Monday, October 09, 2006

refi wave if ..... / refinanzierungswelle wenn....

wäre doch gelacht wenn die fed das nicht hinbekommen würde..... man fragt sich nur wo der $ bei diesen sätzen stehen würde und wie groß die rezession gleichzeitig sein müßte um diese sätze zu erreichen. denke also im umkehrschluß das selbst diese zinssätze durch den zugrundeliegenden jobverlust überkompensiert werden. zudem besteht noch immer die möglichkeit das die spread der mbs mehr risiko einpreisen. ein gleichlauf zwischen staatsanleihen ist also nicht ausgemacht.

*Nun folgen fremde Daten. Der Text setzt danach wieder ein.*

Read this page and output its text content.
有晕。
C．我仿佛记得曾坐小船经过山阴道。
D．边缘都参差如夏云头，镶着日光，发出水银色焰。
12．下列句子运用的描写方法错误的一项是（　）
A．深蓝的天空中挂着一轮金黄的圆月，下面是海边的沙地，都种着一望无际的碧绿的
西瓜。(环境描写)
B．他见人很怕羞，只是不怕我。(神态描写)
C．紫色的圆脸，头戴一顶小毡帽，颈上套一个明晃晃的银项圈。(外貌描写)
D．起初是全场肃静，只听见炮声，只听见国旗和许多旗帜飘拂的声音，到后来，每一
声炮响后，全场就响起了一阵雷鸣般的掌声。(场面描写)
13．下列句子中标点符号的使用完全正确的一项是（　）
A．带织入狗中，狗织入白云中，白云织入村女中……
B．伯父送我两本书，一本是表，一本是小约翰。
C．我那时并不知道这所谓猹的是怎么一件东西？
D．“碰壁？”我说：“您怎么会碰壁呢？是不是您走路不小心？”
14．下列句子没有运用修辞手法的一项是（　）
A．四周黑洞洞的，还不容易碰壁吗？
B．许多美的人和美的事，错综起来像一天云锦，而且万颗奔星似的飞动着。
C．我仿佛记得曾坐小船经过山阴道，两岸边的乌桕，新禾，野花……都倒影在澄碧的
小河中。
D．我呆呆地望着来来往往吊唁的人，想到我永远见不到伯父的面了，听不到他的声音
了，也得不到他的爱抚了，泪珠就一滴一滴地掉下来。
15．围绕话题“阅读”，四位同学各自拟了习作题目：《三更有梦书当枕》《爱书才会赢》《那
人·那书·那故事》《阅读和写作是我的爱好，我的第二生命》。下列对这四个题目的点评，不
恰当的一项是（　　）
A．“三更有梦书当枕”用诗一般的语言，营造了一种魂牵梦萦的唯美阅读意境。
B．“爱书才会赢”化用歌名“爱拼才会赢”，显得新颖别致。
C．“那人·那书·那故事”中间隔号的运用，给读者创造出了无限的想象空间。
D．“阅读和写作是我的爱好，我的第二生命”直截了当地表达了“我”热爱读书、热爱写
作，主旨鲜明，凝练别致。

you wonder were the $ in this szenario would be. this rates could only be reached when the us in a deep recession with lots of job cuts. i think these jobcuts will counter the low rates. it is also not clear that when the $ tanks and maybe the mbs is more risk sensitive that the mortagerate will fall in tandem with the treasuries.

dank geht an herb greenberg http://tinyurl.com/qquwd

Mortgage melee from Annaly (nly), citing information from UBS:

“Market participants are beginning to ask: ‘How far do mortgage rates have to fall to generate a significant refi wave?’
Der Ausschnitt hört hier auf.